Archimedes z Syrakuz, wybitny grecki matematyk i fizyk. Urodził się i zginął (umarł?) w Syrakuzach. Czyli na Sycylii.
No to jedziemy do miasta Archimedesa.
My skupiamy się na wyspie Ortigia. Atrakcją był Teatr Grecki, ale uprzedzeni przez znajomych zrezygnowaliśmy z wątpliwej przyjemności obejrzenia konstrukcji zbudowanej na ruinach antycznego teatru.
Wyspa Ortigia to pierwotna lokalizacja Syrakuz, które dopiero później zaczęły się rozbudowywać i weszły na stały ląd.
Na wyspę przechodzimy jednym z dwóch mostów.
Na placyku przyklejonym do mostu stoi pomnik Archimedesa.
Tuż przy brzegu na wyspie stoi imponujący Palazzo delle Poste z 1938 roku.
My idziemy prosto do Piazza Emanuele Pancali i ruin świątyni Apolla.
Kolejny przystanek to Plac Archimedesa.
Z fontanną Diany
i pięknym pałacem Banco di Sicilia.
oraz Prefekturą miejską.
Dalej, mijamy kościół Collegio dei Gesuiti.
I dochodzimy do Placu Katedralnego.
Tutaj oczywiście najważniejsza jest Katedra czyli Cattedrale metropolitana della Natività di Maria Santissima
Przy wejściu na plac stoi Palazzo Beneventano Del Bosco
Natomiast w głębi kościół Santa Lucia alla Badia. Tutaj można zobaczyć obraz „Męczeństwo świętej Łucji” autorstwa Deodato Guinaccii. Internety mówią, że jest w kościele również oryginalny Caravaggio, ale tablica obok obrazu informowała, że jest udostępniona wyłącznie kopia.
Dochodzimy do wybrzeża.
To oczko wodne pomiędzy murami to podobno tzw. Źródło Aretuzy.
Następnie idziemy w stronę twierdzy na cyplu.
Na placu przed twierdzą stoi rzeźba Igora Mitoraja „Dedalus”.

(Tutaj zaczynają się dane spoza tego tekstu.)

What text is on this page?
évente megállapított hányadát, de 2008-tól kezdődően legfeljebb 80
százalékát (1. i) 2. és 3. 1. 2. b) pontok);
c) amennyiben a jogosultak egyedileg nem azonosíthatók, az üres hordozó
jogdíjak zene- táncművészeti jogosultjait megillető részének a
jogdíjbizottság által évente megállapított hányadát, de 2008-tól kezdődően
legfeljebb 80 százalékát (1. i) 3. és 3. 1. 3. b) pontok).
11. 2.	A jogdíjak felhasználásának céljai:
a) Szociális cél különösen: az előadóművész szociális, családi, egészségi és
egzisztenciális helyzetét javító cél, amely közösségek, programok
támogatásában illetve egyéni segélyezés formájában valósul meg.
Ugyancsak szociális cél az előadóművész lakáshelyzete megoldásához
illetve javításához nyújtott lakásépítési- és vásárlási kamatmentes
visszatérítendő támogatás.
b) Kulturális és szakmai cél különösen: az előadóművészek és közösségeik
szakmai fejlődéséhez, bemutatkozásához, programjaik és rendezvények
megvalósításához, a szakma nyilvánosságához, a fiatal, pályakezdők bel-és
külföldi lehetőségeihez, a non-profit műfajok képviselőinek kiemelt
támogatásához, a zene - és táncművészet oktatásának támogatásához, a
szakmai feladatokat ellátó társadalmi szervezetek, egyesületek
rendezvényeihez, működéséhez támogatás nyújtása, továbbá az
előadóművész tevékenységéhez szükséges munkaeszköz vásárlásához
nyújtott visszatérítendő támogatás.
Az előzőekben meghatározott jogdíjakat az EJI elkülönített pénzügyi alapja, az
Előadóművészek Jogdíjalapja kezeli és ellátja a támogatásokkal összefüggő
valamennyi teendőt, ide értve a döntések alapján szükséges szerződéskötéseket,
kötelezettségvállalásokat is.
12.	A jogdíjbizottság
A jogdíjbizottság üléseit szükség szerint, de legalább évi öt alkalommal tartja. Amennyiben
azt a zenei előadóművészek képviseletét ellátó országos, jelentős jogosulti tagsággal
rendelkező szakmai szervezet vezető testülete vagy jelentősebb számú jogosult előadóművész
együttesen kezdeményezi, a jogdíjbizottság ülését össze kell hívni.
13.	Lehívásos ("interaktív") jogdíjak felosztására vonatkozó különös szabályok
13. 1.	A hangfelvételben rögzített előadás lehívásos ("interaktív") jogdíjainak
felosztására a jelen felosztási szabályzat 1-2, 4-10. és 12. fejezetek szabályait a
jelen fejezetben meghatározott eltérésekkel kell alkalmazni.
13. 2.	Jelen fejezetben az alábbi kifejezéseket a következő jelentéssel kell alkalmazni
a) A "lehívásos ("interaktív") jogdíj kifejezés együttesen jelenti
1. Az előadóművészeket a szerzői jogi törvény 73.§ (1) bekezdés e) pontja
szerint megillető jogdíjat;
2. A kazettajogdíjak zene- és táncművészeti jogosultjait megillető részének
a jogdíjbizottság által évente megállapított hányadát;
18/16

Wreszcie twierdza – Castello Maniace. Wejście biletowane, ale naszym zdaniem warto wejść.
Pierwszy fort powstał tutaj w 1038 roku, wybudowany przez greckiego generała George Maniakes. Później był budowany w pierwszej połowie XIII wieku raz jeszcze. W latach 1305 – 1536 w twierdzy rezydowały królowe Sycylii a w XVI wieku zorganizowano tam więzienie. Na początku XVIII wieku potężny wybuch zniszczył twierdzę. Był grudzień 1704 roku, gdy podczas potężnej burzy piorun uderzył w fort wysadzając w powietrzę beczki prochu – 300 kwintali w 800 beczkach.
Na początku XXI wieku fort został zdemilitaryzowany i odnowiony. Od tego czasu jest dostępny dla publiczności.
W forcie jest również niewielka wystawa artefaktów.
Później włóczymy się po wąskich uliczkach starej części miasta.
Zaglądamy do kościoła św. Filipa Apostoła (San Filippo Apostolo).
I wracamy na Piazza Emanuele Pancali, gdzie w międzyczasie rozłożyli swoje stragany handlarze. Można kupić tu wszystko, od pamiątek po jedzenie. Nie jest to tak potężny bazar jak w Katanii ale ma swój klimat.
Jeszcze tylko dziesięć minut przez miasto i czekamy na autobus.